Sebagian ulama seperti Ibnu ‘Utsaimin menjelaskan batasan “thuma’ninah” adalah diam sejenak dalam waktu yang kira-kira bisa digunakan untuk mengucapkan zikir “subhanallah” secara wajar/normal. Pendapat ini juga dinyatakan sebagian ulama syafi’iyyah seperti Syihabuddin Ar-Romli dalam hasyiyahnya dan Al-Jamal dalam “Futuhat Al-Wahhab”. Ibnu ‘Utsaimin bermazhab Hanbali, karena itu wajar jika beliau menjadikan bacaan saat rukuk/i’tidal/sujud/duduk di antara dua sujud sebagai ukuran dan kriteria “thuma’ninah” karena bacaan zikir dalam gerakan tersebut dalam mazhab hanbali memang diwajibkan, tidak seperti mazhab Asy-Syafi’i yang statusnya disunnahkan.

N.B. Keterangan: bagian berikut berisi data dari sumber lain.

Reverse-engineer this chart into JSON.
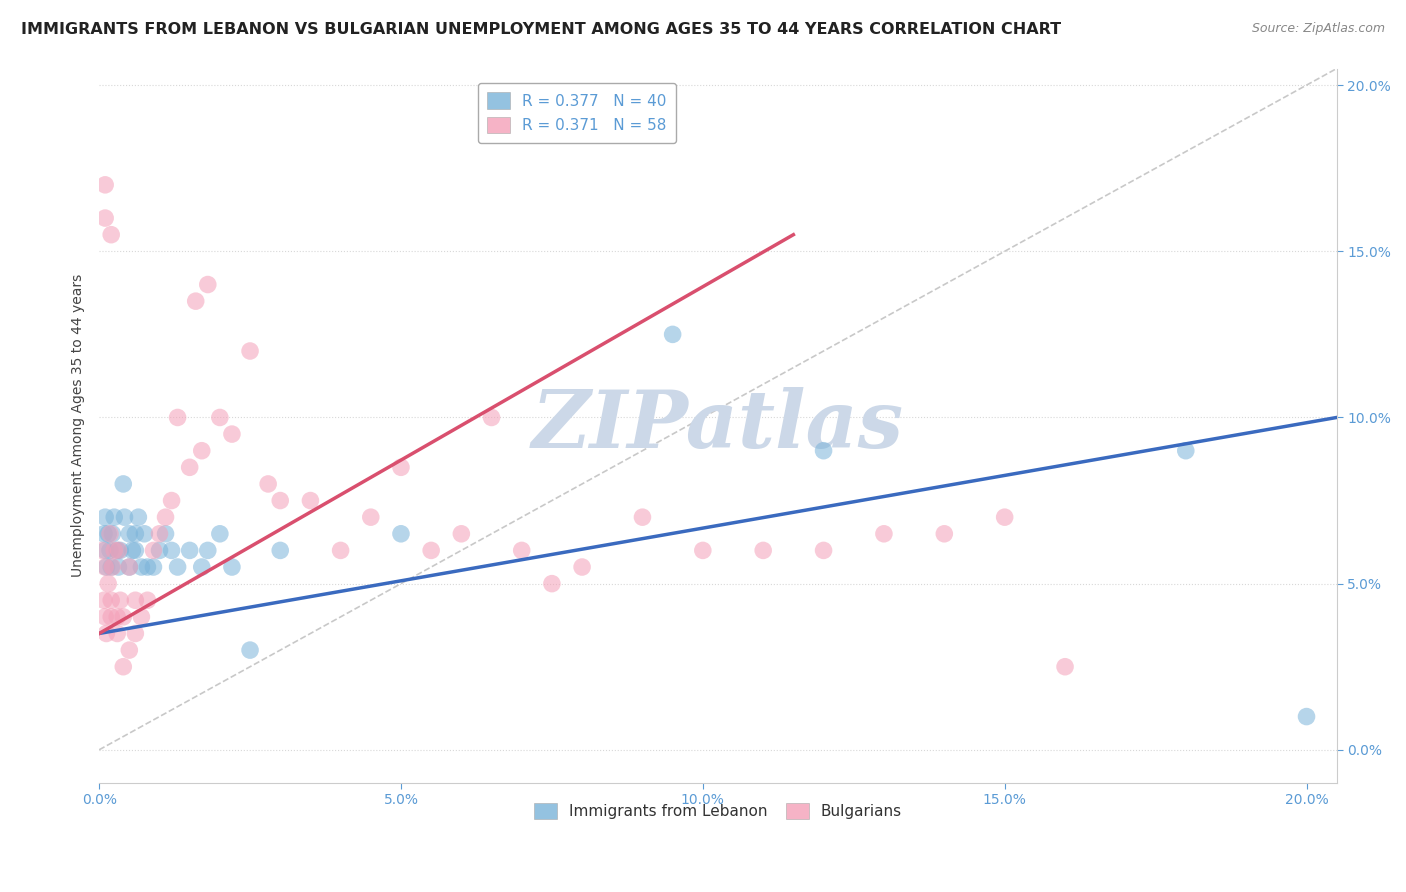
{
  "title": "IMMIGRANTS FROM LEBANON VS BULGARIAN UNEMPLOYMENT AMONG AGES 35 TO 44 YEARS CORRELATION CHART",
  "source": "Source: ZipAtlas.com",
  "ylabel_label": "Unemployment Among Ages 35 to 44 years",
  "series1_label": "Immigrants from Lebanon",
  "series2_label": "Bulgarians",
  "legend_r1": "R = 0.377   N = 40",
  "legend_r2": "R = 0.371   N = 58",
  "series1_color": "#7ab3d9",
  "series2_color": "#f4a0b8",
  "trendline1_color": "#3a6abf",
  "trendline2_color": "#d94f6e",
  "watermark": "ZIPatlas",
  "watermark_color": "#ccd8e8",
  "xlim": [
    0.0,
    0.205
  ],
  "ylim": [
    -0.01,
    0.205
  ],
  "ytick_lim": [
    0.0,
    0.2
  ],
  "blue_scatter_x": [
    0.0008,
    0.001,
    0.001,
    0.0012,
    0.0015,
    0.0018,
    0.002,
    0.0022,
    0.0025,
    0.003,
    0.0032,
    0.0035,
    0.004,
    0.0042,
    0.005,
    0.005,
    0.0055,
    0.006,
    0.006,
    0.0065,
    0.007,
    0.0075,
    0.008,
    0.009,
    0.01,
    0.011,
    0.012,
    0.013,
    0.015,
    0.017,
    0.018,
    0.02,
    0.022,
    0.025,
    0.03,
    0.05,
    0.095,
    0.12,
    0.18,
    0.2
  ],
  "blue_scatter_y": [
    0.065,
    0.06,
    0.07,
    0.055,
    0.065,
    0.06,
    0.055,
    0.065,
    0.07,
    0.06,
    0.055,
    0.06,
    0.08,
    0.07,
    0.065,
    0.055,
    0.06,
    0.06,
    0.065,
    0.07,
    0.055,
    0.065,
    0.055,
    0.055,
    0.06,
    0.065,
    0.06,
    0.055,
    0.06,
    0.055,
    0.06,
    0.065,
    0.055,
    0.03,
    0.06,
    0.065,
    0.125,
    0.09,
    0.09,
    0.01
  ],
  "pink_scatter_x": [
    0.0005,
    0.0008,
    0.001,
    0.001,
    0.0012,
    0.0015,
    0.0018,
    0.002,
    0.002,
    0.0022,
    0.0025,
    0.003,
    0.003,
    0.0032,
    0.0035,
    0.004,
    0.004,
    0.005,
    0.005,
    0.006,
    0.006,
    0.007,
    0.008,
    0.009,
    0.01,
    0.011,
    0.012,
    0.013,
    0.015,
    0.016,
    0.017,
    0.018,
    0.02,
    0.022,
    0.025,
    0.028,
    0.03,
    0.035,
    0.04,
    0.045,
    0.05,
    0.055,
    0.06,
    0.065,
    0.07,
    0.075,
    0.08,
    0.09,
    0.1,
    0.11,
    0.12,
    0.13,
    0.14,
    0.15,
    0.16,
    0.001,
    0.001,
    0.002
  ],
  "pink_scatter_y": [
    0.06,
    0.045,
    0.04,
    0.055,
    0.035,
    0.05,
    0.065,
    0.045,
    0.04,
    0.055,
    0.06,
    0.035,
    0.04,
    0.06,
    0.045,
    0.04,
    0.025,
    0.055,
    0.03,
    0.045,
    0.035,
    0.04,
    0.045,
    0.06,
    0.065,
    0.07,
    0.075,
    0.1,
    0.085,
    0.135,
    0.09,
    0.14,
    0.1,
    0.095,
    0.12,
    0.08,
    0.075,
    0.075,
    0.06,
    0.07,
    0.085,
    0.06,
    0.065,
    0.1,
    0.06,
    0.05,
    0.055,
    0.07,
    0.06,
    0.06,
    0.06,
    0.065,
    0.065,
    0.07,
    0.025,
    0.17,
    0.16,
    0.155
  ],
  "trendline1_x": [
    0.0,
    0.205
  ],
  "trendline1_y": [
    0.035,
    0.1
  ],
  "trendline2_x": [
    0.0,
    0.115
  ],
  "trendline2_y": [
    0.035,
    0.155
  ],
  "refline_x": [
    0.0,
    0.205
  ],
  "refline_y": [
    0.0,
    0.205
  ],
  "background_color": "#ffffff",
  "grid_color": "#d8d8d8",
  "axis_tick_color": "#5b9bd5",
  "title_fontsize": 11.5,
  "label_fontsize": 10,
  "tick_fontsize": 10
}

Sebagian ulama lain berpendapat ukuran “thuma’ninah” adalah kira-kira sepanjang waktu imam menunggu makmum untuk melakukan hal-hal yang harus mereka lakukan saat melakukan gerakan salat.
One Comment
Alam
Assalamualaikum Warahmatullahi Wabarakatuh
Bismillah Washolatu Wasalamu ‘Ala Rasulillah Ama ba’du
ingin mengucapkan terima kasih, Artikel yang anda buat menghilangkan rasa pemasaran saya…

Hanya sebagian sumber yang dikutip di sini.